Researchers in 2021 estimated that somewhere between 90 and 95% of deepfakes living on the internet were of nonconsensual sexual porn, the overwhelming majority of which targeted women. That trend is showing no signs of slowing down. An independent researcher speaking with Wired recently estimated there was more deepfake porn was uploaded in 2023 than all other years combined. AI generated child sexual abuse material, some of which are created without real human images, are also reportedly on the rise.

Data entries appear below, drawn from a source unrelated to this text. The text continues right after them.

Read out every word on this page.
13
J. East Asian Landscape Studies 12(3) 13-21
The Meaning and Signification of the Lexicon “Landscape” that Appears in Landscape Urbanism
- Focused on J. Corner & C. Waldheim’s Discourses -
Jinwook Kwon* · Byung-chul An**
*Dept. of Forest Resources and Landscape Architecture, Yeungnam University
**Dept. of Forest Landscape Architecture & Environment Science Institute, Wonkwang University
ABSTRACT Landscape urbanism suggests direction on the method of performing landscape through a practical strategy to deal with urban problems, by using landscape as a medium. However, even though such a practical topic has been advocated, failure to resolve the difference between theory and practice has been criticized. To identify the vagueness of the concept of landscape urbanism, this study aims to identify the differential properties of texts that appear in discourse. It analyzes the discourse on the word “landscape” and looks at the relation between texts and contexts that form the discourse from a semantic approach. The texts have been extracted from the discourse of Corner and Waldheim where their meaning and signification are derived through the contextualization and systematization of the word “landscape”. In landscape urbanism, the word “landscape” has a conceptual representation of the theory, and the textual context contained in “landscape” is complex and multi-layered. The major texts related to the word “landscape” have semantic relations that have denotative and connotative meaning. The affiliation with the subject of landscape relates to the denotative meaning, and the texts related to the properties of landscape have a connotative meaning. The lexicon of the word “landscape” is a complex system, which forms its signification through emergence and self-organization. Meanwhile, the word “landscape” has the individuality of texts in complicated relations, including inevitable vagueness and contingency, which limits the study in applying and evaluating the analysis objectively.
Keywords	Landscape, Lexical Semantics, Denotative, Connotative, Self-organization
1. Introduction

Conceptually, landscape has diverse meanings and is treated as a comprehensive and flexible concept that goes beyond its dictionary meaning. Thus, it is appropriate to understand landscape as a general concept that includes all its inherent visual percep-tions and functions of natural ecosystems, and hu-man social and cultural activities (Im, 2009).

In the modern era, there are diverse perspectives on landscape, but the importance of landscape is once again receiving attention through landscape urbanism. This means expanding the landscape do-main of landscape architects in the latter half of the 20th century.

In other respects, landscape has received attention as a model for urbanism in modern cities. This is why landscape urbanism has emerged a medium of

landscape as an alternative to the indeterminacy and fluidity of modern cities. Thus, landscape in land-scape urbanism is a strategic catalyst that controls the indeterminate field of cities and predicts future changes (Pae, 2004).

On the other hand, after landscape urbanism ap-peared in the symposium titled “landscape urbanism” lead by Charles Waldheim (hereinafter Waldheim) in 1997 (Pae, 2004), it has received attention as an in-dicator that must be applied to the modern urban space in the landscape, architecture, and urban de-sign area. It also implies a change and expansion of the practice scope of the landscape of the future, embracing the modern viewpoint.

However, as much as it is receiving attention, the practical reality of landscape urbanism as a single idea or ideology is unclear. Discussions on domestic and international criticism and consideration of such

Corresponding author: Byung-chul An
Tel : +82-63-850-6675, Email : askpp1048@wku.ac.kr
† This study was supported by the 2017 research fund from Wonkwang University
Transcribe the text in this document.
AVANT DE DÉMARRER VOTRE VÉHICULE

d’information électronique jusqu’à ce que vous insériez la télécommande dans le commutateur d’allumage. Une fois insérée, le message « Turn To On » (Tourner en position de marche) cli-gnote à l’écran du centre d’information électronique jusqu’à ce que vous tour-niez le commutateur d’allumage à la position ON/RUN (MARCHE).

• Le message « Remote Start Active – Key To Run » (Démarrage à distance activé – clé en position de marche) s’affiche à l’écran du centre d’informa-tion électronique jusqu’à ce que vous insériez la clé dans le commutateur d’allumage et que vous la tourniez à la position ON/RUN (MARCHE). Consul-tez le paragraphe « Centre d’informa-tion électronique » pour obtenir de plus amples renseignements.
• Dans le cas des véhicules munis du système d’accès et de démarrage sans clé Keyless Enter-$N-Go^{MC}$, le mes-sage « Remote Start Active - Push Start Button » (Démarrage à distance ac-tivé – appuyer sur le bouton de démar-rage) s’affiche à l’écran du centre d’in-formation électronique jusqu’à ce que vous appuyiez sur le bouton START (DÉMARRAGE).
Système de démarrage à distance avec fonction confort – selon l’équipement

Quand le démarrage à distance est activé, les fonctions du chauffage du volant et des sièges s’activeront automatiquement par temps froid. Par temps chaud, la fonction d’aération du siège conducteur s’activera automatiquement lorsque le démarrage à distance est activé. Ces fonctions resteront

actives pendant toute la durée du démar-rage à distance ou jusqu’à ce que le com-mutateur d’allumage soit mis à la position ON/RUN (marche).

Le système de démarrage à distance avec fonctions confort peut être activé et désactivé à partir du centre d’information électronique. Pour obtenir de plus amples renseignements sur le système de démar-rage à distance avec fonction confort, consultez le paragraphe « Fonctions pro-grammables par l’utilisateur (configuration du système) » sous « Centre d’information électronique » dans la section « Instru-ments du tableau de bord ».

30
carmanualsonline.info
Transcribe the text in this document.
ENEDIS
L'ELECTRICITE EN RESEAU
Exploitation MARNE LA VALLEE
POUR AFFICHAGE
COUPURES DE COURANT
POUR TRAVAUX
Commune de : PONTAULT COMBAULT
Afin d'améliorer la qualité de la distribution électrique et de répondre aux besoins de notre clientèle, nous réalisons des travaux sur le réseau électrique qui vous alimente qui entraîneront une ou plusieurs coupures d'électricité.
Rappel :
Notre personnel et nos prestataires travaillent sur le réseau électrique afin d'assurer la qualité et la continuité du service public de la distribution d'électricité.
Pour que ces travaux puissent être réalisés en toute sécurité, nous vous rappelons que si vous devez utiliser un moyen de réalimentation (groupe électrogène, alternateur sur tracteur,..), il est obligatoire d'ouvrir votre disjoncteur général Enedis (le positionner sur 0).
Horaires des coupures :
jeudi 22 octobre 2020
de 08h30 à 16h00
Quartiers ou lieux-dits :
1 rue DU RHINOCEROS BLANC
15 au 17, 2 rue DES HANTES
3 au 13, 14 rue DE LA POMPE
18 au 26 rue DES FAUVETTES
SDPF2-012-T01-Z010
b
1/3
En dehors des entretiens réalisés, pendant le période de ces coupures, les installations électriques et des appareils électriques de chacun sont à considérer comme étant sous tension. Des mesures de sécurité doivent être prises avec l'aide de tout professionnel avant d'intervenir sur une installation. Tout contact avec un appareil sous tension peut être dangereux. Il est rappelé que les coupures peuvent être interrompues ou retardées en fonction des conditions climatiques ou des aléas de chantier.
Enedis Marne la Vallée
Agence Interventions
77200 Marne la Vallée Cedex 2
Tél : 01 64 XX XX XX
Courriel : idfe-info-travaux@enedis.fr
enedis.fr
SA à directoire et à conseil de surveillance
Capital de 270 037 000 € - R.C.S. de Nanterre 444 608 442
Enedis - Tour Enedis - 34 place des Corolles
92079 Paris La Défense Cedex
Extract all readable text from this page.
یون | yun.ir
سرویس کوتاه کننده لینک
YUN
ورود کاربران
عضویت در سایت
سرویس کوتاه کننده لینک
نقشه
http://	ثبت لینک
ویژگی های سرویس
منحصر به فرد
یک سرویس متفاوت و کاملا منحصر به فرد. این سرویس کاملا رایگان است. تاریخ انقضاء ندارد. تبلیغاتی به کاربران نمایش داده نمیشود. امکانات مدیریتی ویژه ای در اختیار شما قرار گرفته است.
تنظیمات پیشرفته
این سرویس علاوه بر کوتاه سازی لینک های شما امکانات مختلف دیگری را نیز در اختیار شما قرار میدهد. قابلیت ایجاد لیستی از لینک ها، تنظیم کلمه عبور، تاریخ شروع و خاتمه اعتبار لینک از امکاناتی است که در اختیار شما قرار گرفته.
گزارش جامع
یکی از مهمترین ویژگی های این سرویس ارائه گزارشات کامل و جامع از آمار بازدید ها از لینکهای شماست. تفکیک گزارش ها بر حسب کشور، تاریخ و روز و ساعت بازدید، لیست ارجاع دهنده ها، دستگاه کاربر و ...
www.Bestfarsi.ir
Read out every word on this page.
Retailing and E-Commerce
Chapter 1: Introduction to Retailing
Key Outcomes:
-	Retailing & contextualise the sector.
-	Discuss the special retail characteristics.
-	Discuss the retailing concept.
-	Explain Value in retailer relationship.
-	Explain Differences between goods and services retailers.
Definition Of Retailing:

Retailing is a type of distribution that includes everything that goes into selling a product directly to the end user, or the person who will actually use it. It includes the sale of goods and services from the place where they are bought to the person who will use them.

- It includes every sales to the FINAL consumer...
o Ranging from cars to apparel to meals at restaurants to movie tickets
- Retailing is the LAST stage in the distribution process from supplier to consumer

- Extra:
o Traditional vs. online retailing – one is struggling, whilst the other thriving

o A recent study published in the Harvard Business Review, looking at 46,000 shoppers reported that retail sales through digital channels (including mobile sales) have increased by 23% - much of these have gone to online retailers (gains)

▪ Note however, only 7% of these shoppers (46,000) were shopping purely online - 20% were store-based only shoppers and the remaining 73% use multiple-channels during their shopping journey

How Swift’s following could influence tech legislation
Swift’s tectonic cultural influence and particularly vocal fan base are helping reinvigorate years-long efforts to introduce and pass legislation explicitly targeting nonconsensual deepfakes. In the days since the deepfake material began spreading, major figures like Microsoft CEO Satya Nadella and even President Joe Biden’s White House have weighed in, calling for action. Multiple members of Congress, including Democratic New York representative Yvette Clarke and New Jersey Republican representative Tom Kean Jr. released statements promoting legislation that would attempt to criminalize sharing of non consensual deepfake porn. Kean Jr. One of those bills, called the Preventing Deepfakes of Intimate Images Act, could come up for a vote this year.
Deepfake porn and legislative efforts to combat it aren’t new, but Swift’s sudden association with the issue could serve as a social accelerant. An echo of this phenomenon occurred in 2022 when the Department of Justice announced it would launch an antitrust investigation into Live Master after its site crumbled under the demand of presale tickets for Swift’s “The Eras” tour. The incident resparked some music fans’ long-held grievances towards Live Nation and its supposed monopolistic practices, so much so that executives from the company were forced to attend a Senate Judiciary Committee hearing grilling them on their business practices. Multiple lawmakers made public statements supporting “breaking up” Live Nation-Ticketmaster.
Whether or not that same level of political mobilization happens this time around with deepfakes remains to be seen. Still, the boost in interest for laws reigning in AI’s darkest use cases following the Swift deepfake debacle points to the power of having culturally relevant figureheads attach their names to otherwise lesser known policy pursuits. That relevance can help jump start bills to the top of agendas when, otherwise, they would have been destined for obscurity.